Rivas-Santiago Bruno, Sada Eduardo, Tsutsumi Victor, Aguilar-Leon Diana, Contreras Juan Leon, Hernandez-Pando Rogelio
Department of Microbiology Research, National Institute for Respiratory Diseases, National Institute of Medical Sciences and Nutrition Salvador Zubiran, Vasco de Quiroga 15, cp-14000, Tlalpan, Mexico City, Mexico.
J Infect Dis. 2006 Sep 1;194(5):697-701. doi: 10.1086/506454. Epub 2006 Jul 28.

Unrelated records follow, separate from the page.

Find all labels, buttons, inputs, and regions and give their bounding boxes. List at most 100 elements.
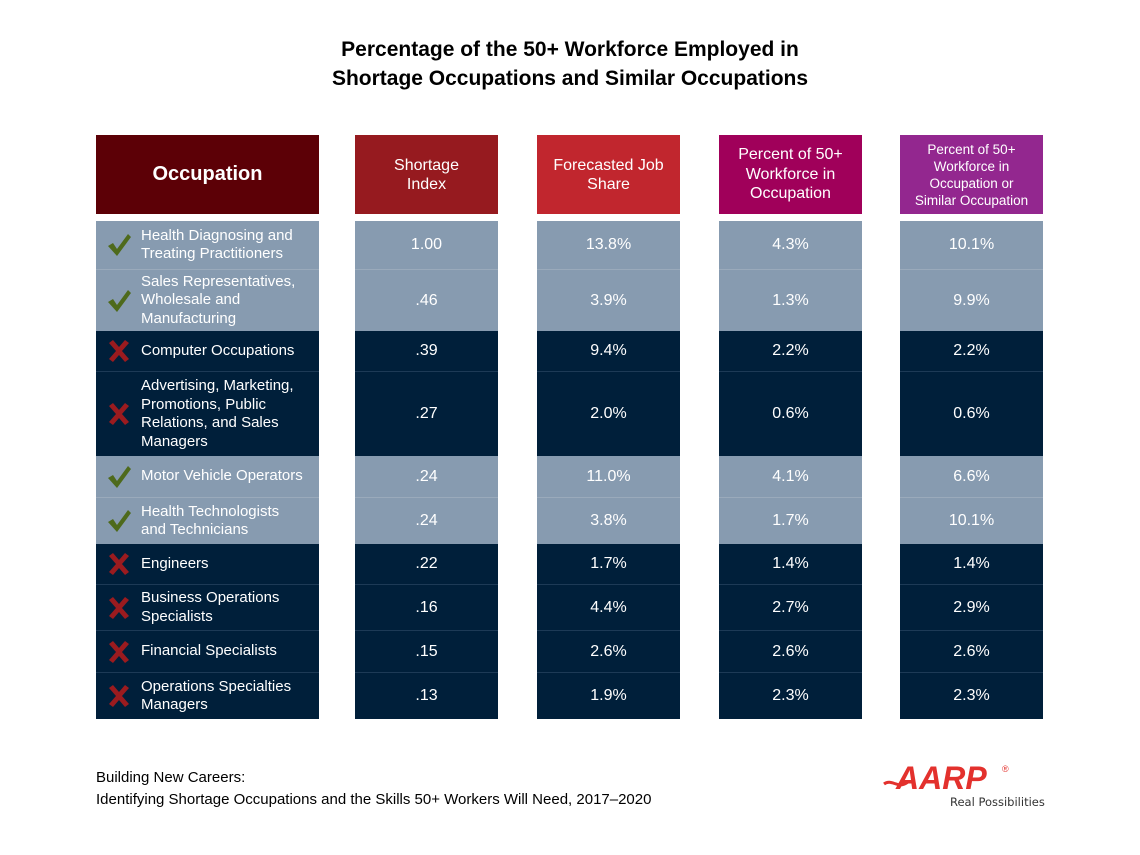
forecast-value: 4.4% <box>537 584 680 630</box>
occupation-cell: Financial Specialists <box>96 630 319 672</box>
forecast-value: 9.4% <box>537 331 680 371</box>
header-forecasted-job-share: Forecasted Job Share <box>537 135 680 214</box>
pct-value: 1.7% <box>719 497 862 544</box>
source-line-2: Identifying Shortage Occupations and the… <box>96 791 652 808</box>
pct-similar-value: 2.6% <box>900 630 1043 672</box>
occupation-label-line: Manufacturing <box>141 309 237 327</box>
pct-value: 2.2% <box>719 331 862 371</box>
occupation-label-line: Promotions, Public <box>141 395 267 413</box>
header-occupation: Occupation <box>96 135 319 214</box>
header-label-line: Percent of 50+ <box>738 146 843 164</box>
forecast-value: 3.8% <box>537 497 680 544</box>
occupation-label-line: Sales Representatives, <box>141 272 296 290</box>
pct-similar-value: 10.1% <box>900 497 1043 544</box>
occupation-cell: Advertising, Marketing, Promotions, Publi… <box>96 371 319 456</box>
occupation-label: Operations Specialties Managers <box>141 678 291 715</box>
occupation-cell: Motor Vehicle Operators <box>96 456 319 497</box>
occupation-label: Financial Specialists <box>141 642 277 661</box>
header-label: Percent of 50+ Workforce in Occupation <box>738 145 843 204</box>
occupation-label-line: Health Diagnosing and <box>141 226 293 244</box>
header-label-line: Workforce in <box>933 158 1010 174</box>
header-label-line: Occupation or <box>929 175 1014 191</box>
occupation-label-line: Engineers <box>141 554 209 572</box>
forecast-value: 1.9% <box>537 672 680 719</box>
aarp-logo: AARP ® Real Possibilities <box>882 760 1047 812</box>
pct-similar-value: 2.9% <box>900 584 1043 630</box>
pct-similar-value: 6.6% <box>900 456 1043 497</box>
occupation-label-line: Financial Specialists <box>141 642 277 660</box>
shortage-index-value: .22 <box>355 544 498 584</box>
occupation-cell: Business Operations Specialists <box>96 584 319 630</box>
header-label-line: Share <box>587 175 630 193</box>
header-label-line: Index <box>406 175 447 193</box>
column-occupation: Health Diagnosing and Treating Practition… <box>96 221 319 719</box>
pct-similar-value: 2.3% <box>900 672 1043 719</box>
pct-value: 0.6% <box>719 371 862 456</box>
aarp-logo-mark: AARP ® Real Possibilities <box>883 760 1045 809</box>
occupation-label-line: Operations Specialties <box>141 677 292 695</box>
header-occupation-label: Occupation <box>152 163 263 185</box>
header-label: Percent of 50+ Workforce in Occupation or S… <box>915 141 1028 209</box>
cross-icon <box>96 552 141 576</box>
pct-value: 2.6% <box>719 630 862 672</box>
occupation-label-line: Health Technologists <box>141 502 280 520</box>
occupation-label-line: Business Operations <box>141 589 280 606</box>
shortage-index-value: .39 <box>355 331 498 371</box>
pct-value: 1.3% <box>719 269 862 331</box>
aarp-tagline: Real Possibilities <box>950 795 1045 809</box>
occupation-label-line: Computer Occupations <box>141 341 295 359</box>
column-forecasted-job-share: 13.8% 3.9% 9.4% 2.0% 11.0% 3.8% 1.7% 4.4% 2.6% 1.… <box>537 221 680 719</box>
pct-value: 4.3% <box>719 221 862 269</box>
svg-text:®: ® <box>1002 764 1009 774</box>
pct-similar-value: 2.2% <box>900 331 1043 371</box>
header-label-line: Occupation <box>750 185 831 203</box>
occupation-label-line: and Technicians <box>141 521 249 538</box>
header-label-line: Forecasted Job <box>553 156 664 174</box>
title-line-1: Percentage of the 50+ Workforce Employed… <box>341 38 799 61</box>
occupation-label-line: Advertising, Marketing, <box>141 377 294 394</box>
header-percent-workforce-similar: Percent of 50+ Workforce in Occupation or S… <box>900 135 1043 214</box>
forecast-value: 3.9% <box>537 269 680 331</box>
occupation-label: Sales Representatives, Wholesale and Manuf… <box>141 273 295 329</box>
header-label-line: Percent of 50+ <box>927 141 1016 157</box>
occupation-cell: Health Diagnosing and Treating Practition… <box>96 221 319 269</box>
occupation-label: Health Technologists and Technicians <box>141 503 279 540</box>
shortage-index-value: .46 <box>355 269 498 331</box>
shortage-index-value: 1.00 <box>355 221 498 269</box>
occupation-cell: Operations Specialties Managers <box>96 672 319 719</box>
column-percent-workforce-similar: 10.1% 9.9% 2.2% 0.6% 6.6% 10.1% 1.4% 2.9% 2.6% 2.… <box>900 221 1043 719</box>
header-shortage-index: Shortage Index <box>355 135 498 214</box>
check-icon <box>96 464 141 490</box>
shortage-index-value: .13 <box>355 672 498 719</box>
title-line-2: Shortage Occupations and Similar Occupat… <box>331 67 809 90</box>
occupation-label-line: Motor Vehicle Operators <box>141 467 303 485</box>
pct-similar-value: 9.9% <box>900 269 1043 331</box>
check-icon <box>96 232 141 258</box>
occupation-label: Advertising, Marketing, Promotions, Publi… <box>141 377 294 451</box>
occupation-label: Health Diagnosing and Treating Practition… <box>141 227 293 264</box>
forecast-value: 1.7% <box>537 544 680 584</box>
occupation-label-line: Managers <box>141 432 208 450</box>
check-icon <box>96 508 141 534</box>
header-label: Shortage Index <box>394 156 459 194</box>
shortage-index-value: .27 <box>355 371 498 456</box>
shortage-index-value: .24 <box>355 497 498 544</box>
forecast-value: 13.8% <box>537 221 680 269</box>
occupation-label-line: Specialists <box>141 607 213 625</box>
pct-value: 2.3% <box>719 672 862 719</box>
cross-icon <box>96 339 141 363</box>
shortage-index-value: .16 <box>355 584 498 630</box>
forecast-value: 2.6% <box>537 630 680 672</box>
occupation-label-line: Wholesale and <box>141 291 241 309</box>
occupation-label-line: Treating Practitioners <box>141 245 284 262</box>
header-label-line: Shortage <box>394 156 459 174</box>
occupation-cell: Health Technologists and Technicians <box>96 497 319 544</box>
occupation-label: Motor Vehicle Operators <box>141 467 303 486</box>
source-citation: Building New Careers: Identifying Shorta… <box>96 767 651 811</box>
column-percent-workforce: 4.3% 1.3% 2.2% 0.6% 4.1% 1.7% 1.4% 2.7% 2.6% 2.3% <box>719 221 862 719</box>
occupation-cell: Engineers <box>96 544 319 584</box>
occupation-cell: Computer Occupations <box>96 331 319 371</box>
occupation-label-line: Managers <box>141 696 208 713</box>
aarp-logo-text: AARP <box>895 762 987 796</box>
cross-icon <box>96 684 141 708</box>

The kinetics of gene expression and the cellular source of murine beta -defensin-3 (mBD3) and murine beta -defensin-4 (mBD4) were determined in mouse models of progressive pulmonary tuberculosis and latent infection induced by high or low infecting doses, respectively. During progressive disease, there was an initial rapid expression of both defensins by respiratory epithelial cells that correlated with temporary control of bacillary proliferation, but expression decreased during the later progressive phase of the disease. In latent infection, both defensins were expressed continuously, but they were suppressed after reactivation of the disease. Thus, mycobacterial infection induces the expression of mBD3 and mBD4, and both might participate in the control of mycobacterial growth.
在分别由高感染剂量和低感染剂量诱导的进行性肺结核和潜伏感染小鼠模型中,测定了小鼠β-防御素-3(mBD3)和小鼠β-防御素-4(mBD4)的基因表达动力学及细胞来源。在进行性疾病期间,呼吸道上皮细胞最初会快速表达这两种防御素,这与细菌增殖的暂时控制相关,但在疾病后期的进行性阶段表达会下降。在潜伏感染中,两种防御素持续表达,但在疾病重新激活后会受到抑制。因此,分枝杆菌感染会诱导mBD3和mBD4的表达,两者可能都参与了对分枝杆菌生长的控制。